One of the interesting aspects of a Dual Process Theory for robots is the fact that - given the analogy holds - metacognition finds a natural place in this construct: it bridges the two systems by regulating the intuitive, almost involuntary response of System 1 with a supervisory, more deliberate one of System 2. Don’t trust your intuition, think about it. But only where appropriate, which is really the crux of the matter. Failure (or deliberate deception) of this mechanism is, of course, what gives rise to the cognitive biases now so well described in the literature. Examining research on metacognition, therefore, might shed new light on how to tackle the knowing when you don’t know challenge. And as an added bonus we now get machines with their own cognitive biases.

Performance Prediction and a Feeling of Knowing

In Thinking Fast and Slow Kahneman exemplifies the responsibilities of System 1 and System 2 with a number of simple questions. For example, what is 2 + 2? Or what is 2342114 ÷ 872? The former elicits a System 1 response (a recall operation). The latter triggers the need for pen and paper - deliberate reasoning (System 2). Interestingly, one of the mechanisms regulating this routeing - or algorithm selection - has been identified by metacognition researchers as the Feeling of Knowing Process (the interested reader is referred to this research review). It is executed near instantaneously and is able to make an (in the majority of cases) appropriate choice even based on only parts of the question - so by the time you have heard “2 +” your brain will have decided that you likely already know the answer to the question and only need to retrieve it.
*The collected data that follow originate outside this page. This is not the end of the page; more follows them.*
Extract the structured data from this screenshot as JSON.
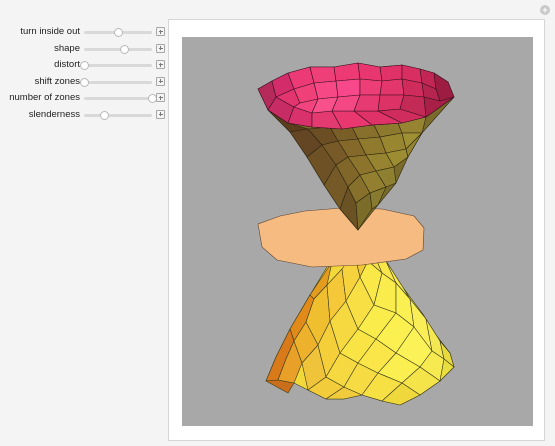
{
  "controls": [
    {
      "label": "turn inside out",
      "value": 0.5
    },
    {
      "label": "shape",
      "value": 0.6
    },
    {
      "label": "distort",
      "value": 0.0
    },
    {
      "label": "shift zones",
      "value": 0.0
    },
    {
      "label": "number of zones",
      "value": 1.0
    },
    {
      "label": "slenderness",
      "value": 0.3
    }
  ],
  "colors": {
    "background": "#a8a8a8",
    "top_rim": "#e8336f",
    "top_cone": "#7a6a28",
    "middle_disk": "#f6bb80",
    "bottom_cone": "#f2d52a"
  }
}
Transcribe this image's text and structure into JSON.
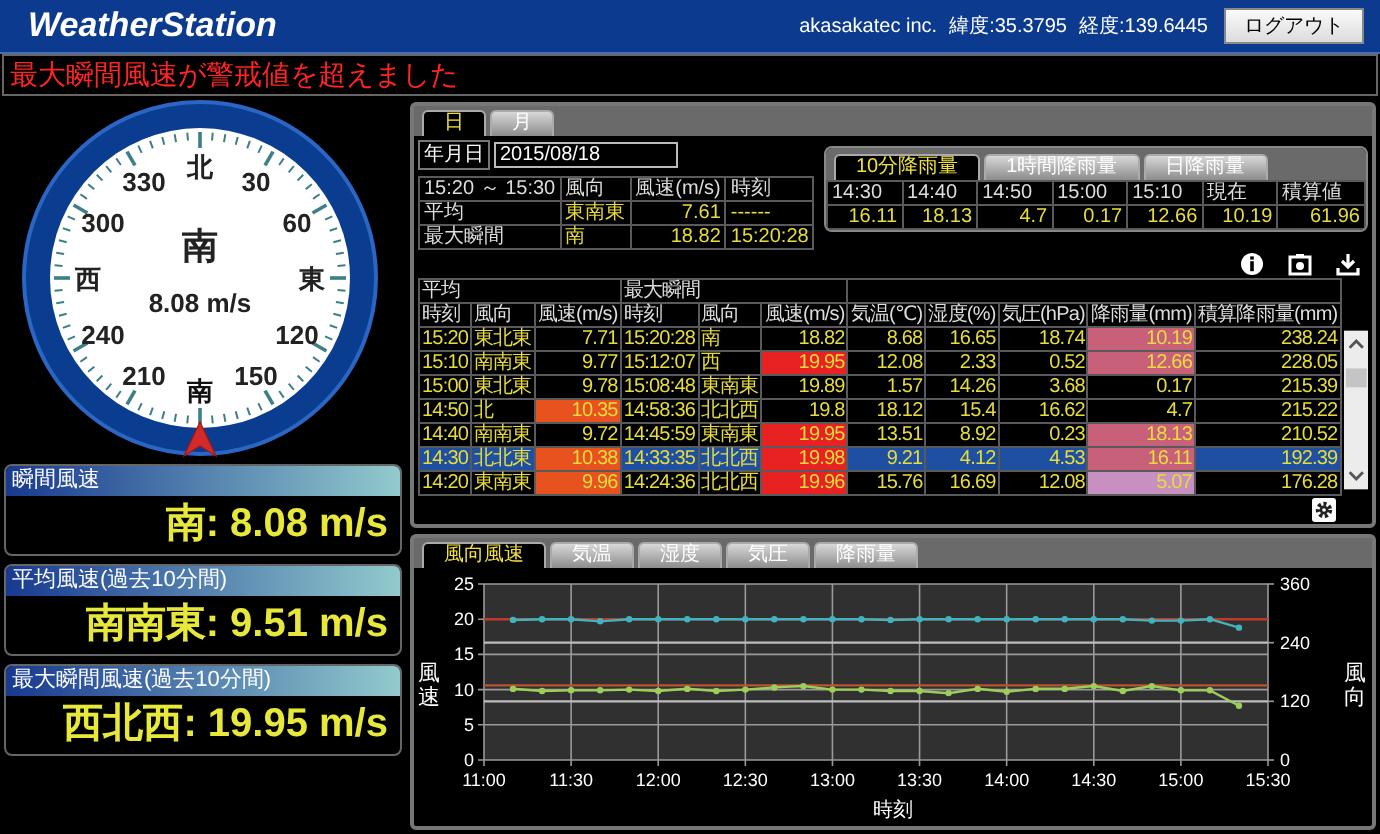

Consider this in the context of robotics. And let us conjecture that the Feeling of Knowing Process is itself an intuitive (System 1 -like) response. This immediately points at a set of now viable technical approaches in which, for example, the outcome of a downstream system (either in terms of success/failure or in terms of confidence in outcome) given a particular input is distilled into a machine learning model (NB: statistical outlier detection also falls into this category). Such performance predictive models are now relatively common-place in the robotics literature. They are used, for example, to predict the performance of perception systems (e.g. see here or here) or vision-based navigation systems (e.g.here). They can even be leveraged to distil the computationally expensive dropout sampling in the forward pass of a neural network for epistemic uncertainty estimation into a predictive model as done in this work.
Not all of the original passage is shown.